Mayıs ayında havalar genelde güneşli geçmez. Sık sık yağmurlar yağar. Bazen hava sıcaklığı iyice düşer, aniden dolu yağmaya başlar. Sürümle hayli ilerlemişim bir yağmurlu günde. Dağların yücelerine hayli yaklaşmışım. Hava iyice soğudu. Otlaklar ileriye doğru daha gürleşiyor. Çevremde başka sürüler yok. Çeyrek saat içinde çevrem beyaza büründü. Yeşil çimenler, sarı-mor çiçekler gözükmez oldu. Sürünün yönünü kamp yerine taraf döndürdüm hemen. Bu gidişle donacağım neredeyse. Dişlerim iyice takırdamaya başladı. Elbiselerimde kuru iplik kalmadı dersem abartmış olmam. Çam ormanlarına yaklaştım. Akşamleyin köpekleri ve yemeğimi getiren kuzularını güttüğüm arkadaşım imdadıma yetişti. Islanan elbiselerim, soğuk soğuk esen rüzgâr ve iyice soğuyan hava. Bir an düşünüyorum; altmışın üzerindeki öğrenci mevcutlu birleştirilmiş sınıfımda öğretmenlik yapmak böylesi bozuk havalarda çobanlık yapmaya göre düğün bayramdı diyor arkadaşım. Arkadaşımın muhtar çakmağı fazla zorluk çıkarmadı diye, anlatısına devam ediyor. Çamlardan yonttuğumuz çıralı yongaları tutuşturarak bir ateş yaktık. Az da olsa tutuşan çoban ateşinin karşısında olmak adeta cennette olmaya eşdeğerdi. Yanımıza köyümüzün güçlü kuvvetli Hasan Amcası geldi. Sürüsünü bırakmış, ateşi görünce yanımıza koşmuştu. Amcamızın dişleri sanki makineli tüfek, takır takır çalışıyor sürekli. Kırmızı yanaklarda renk beyaza dönüşmüş, parlaklığını kaybeden sadece çakıl gözler fersizce ışıldıyor. Birlikte ısındır kendi eksenimizde döne döne. Islak elbiselerimiz kurusun diye.

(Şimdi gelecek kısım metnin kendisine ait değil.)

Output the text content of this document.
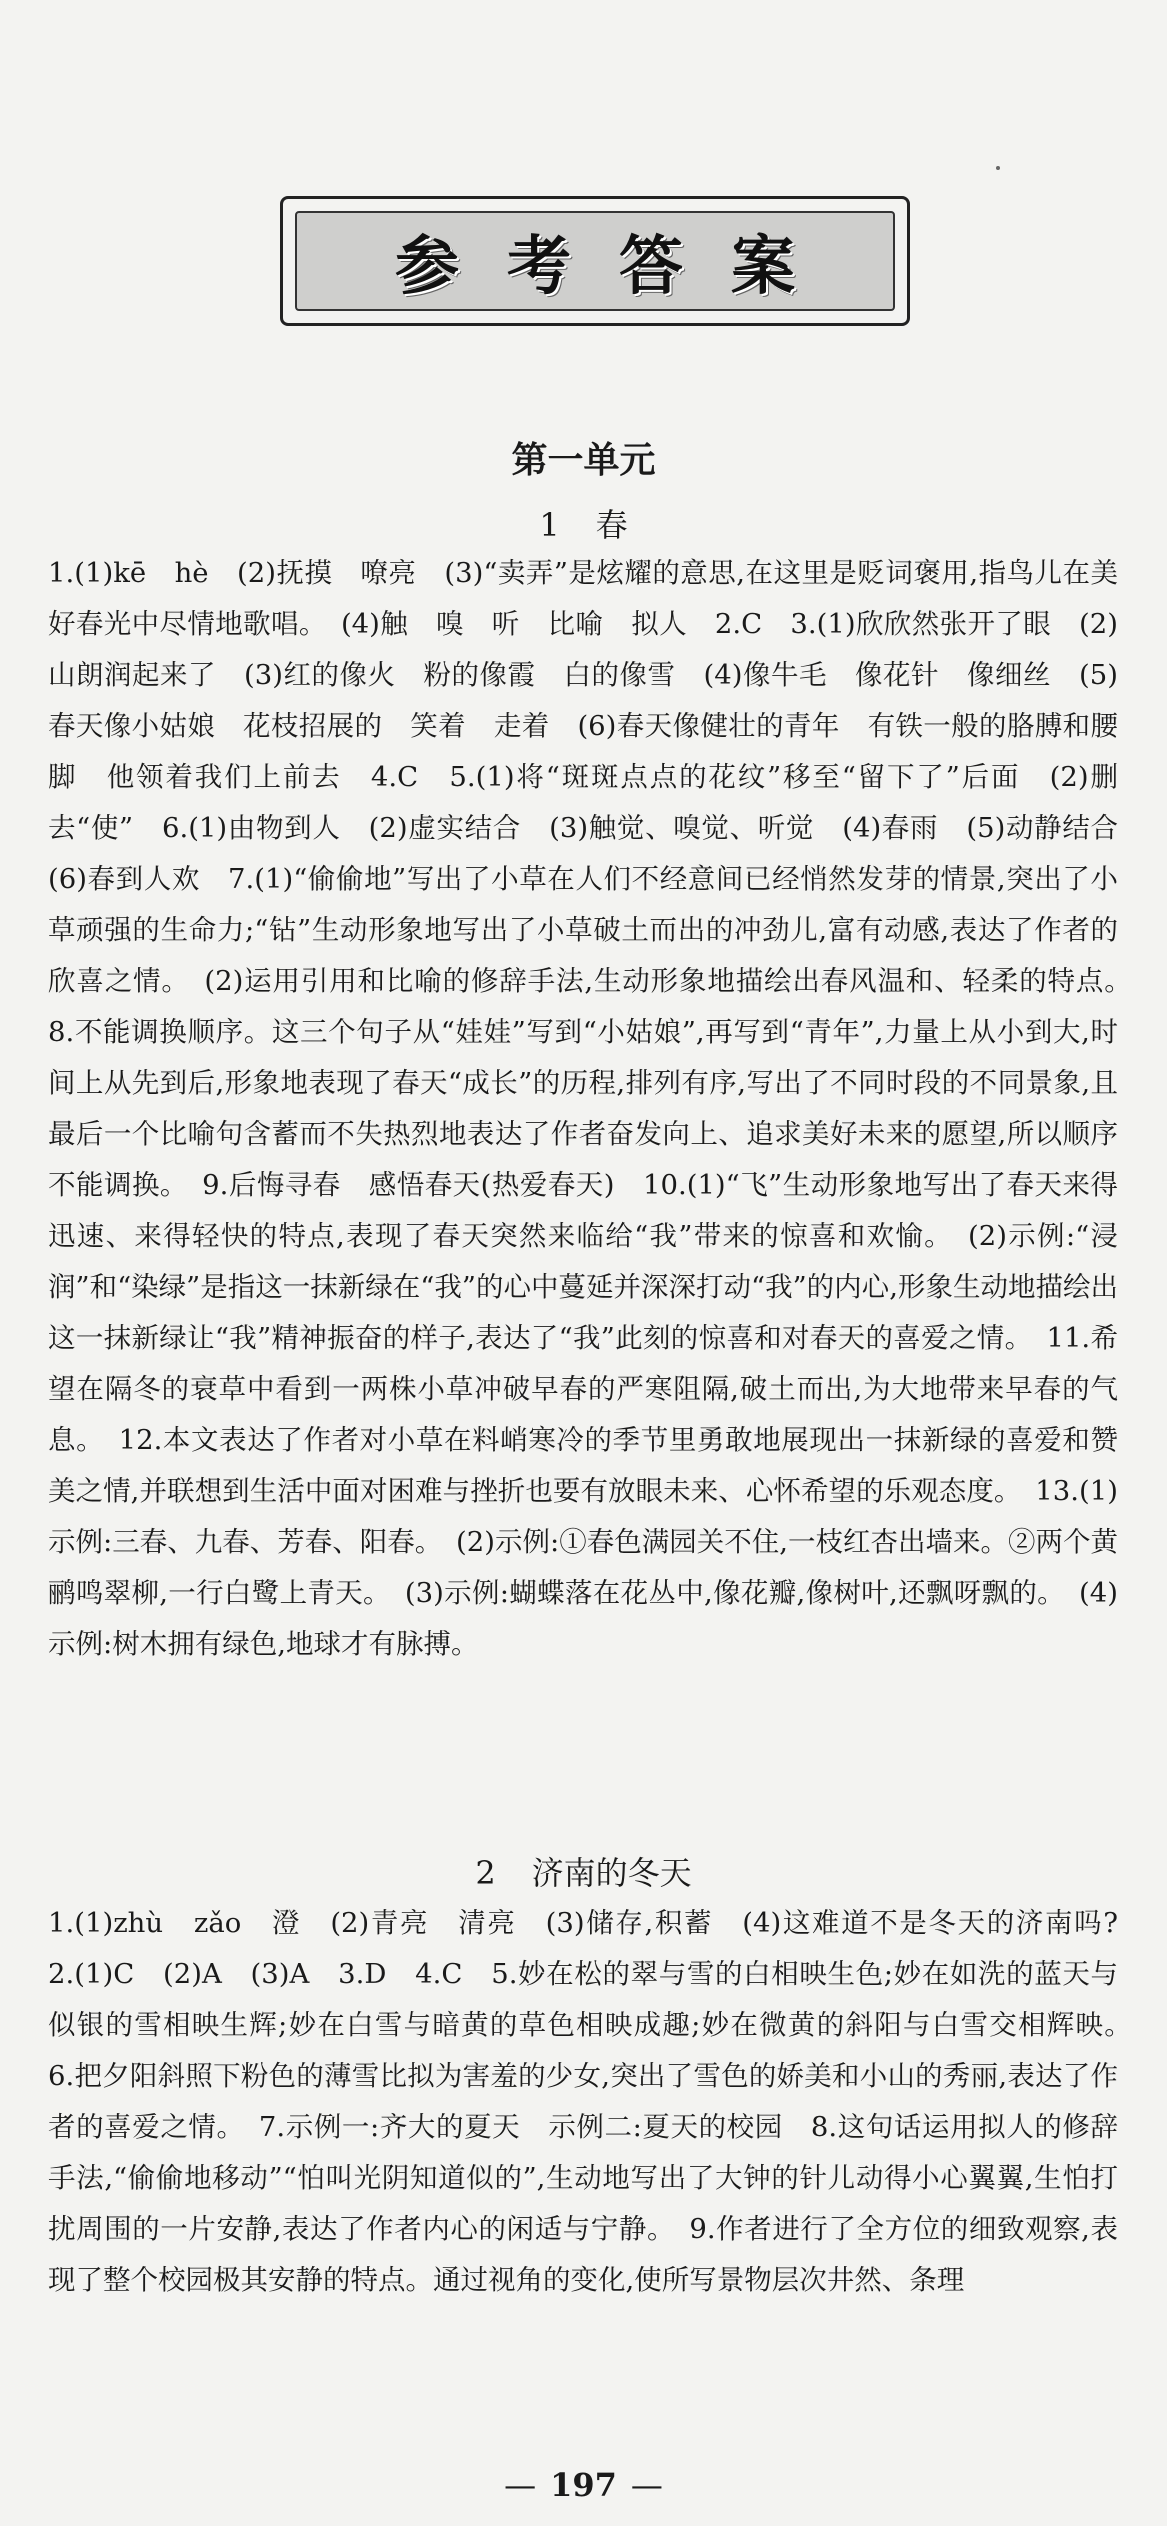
参考答案
第一单元
1 春

1.(1)kē　hè　(2)抚摸　嘹亮　(3)“卖弄”是炫耀的意思,在这里是贬词褒用,指鸟儿在美好春光中尽情地歌唱。　(4)触　嗅　听　比喻　拟人　2.C　3.(1)欣欣然张开了眼　(2)山朗润起来了　(3)红的像火　粉的像霞　白的像雪　(4)像牛毛　像花针　像细丝　(5)春天像小姑娘　花枝招展的　笑着　走着　(6)春天像健壮的青年　有铁一般的胳膊和腰脚　他领着我们上前去　4.C　5.(1)将“斑斑点点的花纹”移至“留下了”后面　(2)删去“使”　6.(1)由物到人　(2)虚实结合　(3)触觉、嗅觉、听觉　(4)春雨　(5)动静结合　(6)春到人欢　7.(1)“偷偷地”写出了小草在人们不经意间已经悄然发芽的情景,突出了小草顽强的生命力;“钻”生动形象地写出了小草破土而出的冲劲儿,富有动感,表达了作者的欣喜之情。　(2)运用引用和比喻的修辞手法,生动形象地描绘出春风温和、轻柔的特点。　8.不能调换顺序。这三个句子从“娃娃”写到“小姑娘”,再写到“青年”,力量上从小到大,时间上从先到后,形象地表现了春天“成长”的历程,排列有序,写出了不同时段的不同景象,且最后一个比喻句含蓄而不失热烈地表达了作者奋发向上、追求美好未来的愿望,所以顺序不能调换。　9.后悔寻春　感悟春天(热爱春天)　10.(1)“飞”生动形象地写出了春天来得迅速、来得轻快的特点,表现了春天突然来临给“我”带来的惊喜和欢愉。　(2)示例:“浸润”和“染绿”是指这一抹新绿在“我”的心中蔓延并深深打动“我”的内心,形象生动地描绘出这一抹新绿让“我”精神振奋的样子,表达了“我”此刻的惊喜和对春天的喜爱之情。　11.希望在隔冬的衰草中看到一两株小草冲破早春的严寒阻隔,破土而出,为大地带来早春的气息。　12.本文表达了作者对小草在料峭寒冷的季节里勇敢地展现出一抹新绿的喜爱和赞美之情,并联想到生活中面对困难与挫折也要有放眼未来、心怀希望的乐观态度。　13.(1)示例:三春、九春、芳春、阳春。　(2)示例:①春色满园关不住,一枝红杏出墙来。②两个黄鹂鸣翠柳,一行白鹭上青天。　(3)示例:蝴蝶落在花丛中,像花瓣,像树叶,还飘呀飘的。　(4)示例:树木拥有绿色,地球才有脉搏。

2 济南的冬天

1.(1)zhù　zǎo　澄　(2)青亮　清亮　(3)储存,积蓄　(4)这难道不是冬天的济南吗?　2.(1)C　(2)A　(3)A　3.D　4.C　5.妙在松的翠与雪的白相映生色;妙在如洗的蓝天与似银的雪相映生辉;妙在白雪与暗黄的草色相映成趣;妙在微黄的斜阳与白雪交相辉映。　6.把夕阳斜照下粉色的薄雪比拟为害羞的少女,突出了雪色的娇美和小山的秀丽,表达了作者的喜爱之情。　7.示例一:齐大的夏天　示例二:夏天的校园　8.这句话运用拟人的修辞手法,“偷偷地移动”“怕叫光阴知道似的”,生动地写出了大钟的针儿动得小心翼翼,生怕打扰周围的一片安静,表达了作者内心的闲适与宁静。　9.作者进行了全方位的细致观察,表现了整个校园极其安静的特点。通过视角的变化,使所写景物层次井然、条理

— 197 —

Anlatılır böylesi çoban öyküleri, köyümüzde. Yaşlı Selim amcamızın öyküsü. Selim amca koyunlarını güdüyor Sahara Dağı’nın doruklarında, ulu düzlüklerde. Yeşil çimenler hayli boy atmış. Havada atmacalar uçuyor. Börtü böcek bayram ediyor. Selim amca çoban arkadaşına sesleniyor. “Böyle serin, güneşli havalarda çobanlık yapmak düğün bayramdır.” Aradan birkaç saat geçiyor, zaman ilerliyor. Rüzgârın esişi hızlanıyor, gökyüzünü kapkara bulutlar kaplıyor. Başlıyor dolu yağmaya. Dinlenecek ne bir ağaç, ne bir kaya kovuğu yoktur çevrelerinde. Selim amca ve çoban arkadaşı iyice bir ıslanırlar, üşürler. Dolu yağışı sona erer. Soğuk rüzgâr insanın ciğerlerine işliyordur adeta. Selim amca söylenir bu kez: “Çobanlık yapmak köpekliktir böyle bozuk havalı günlerde.”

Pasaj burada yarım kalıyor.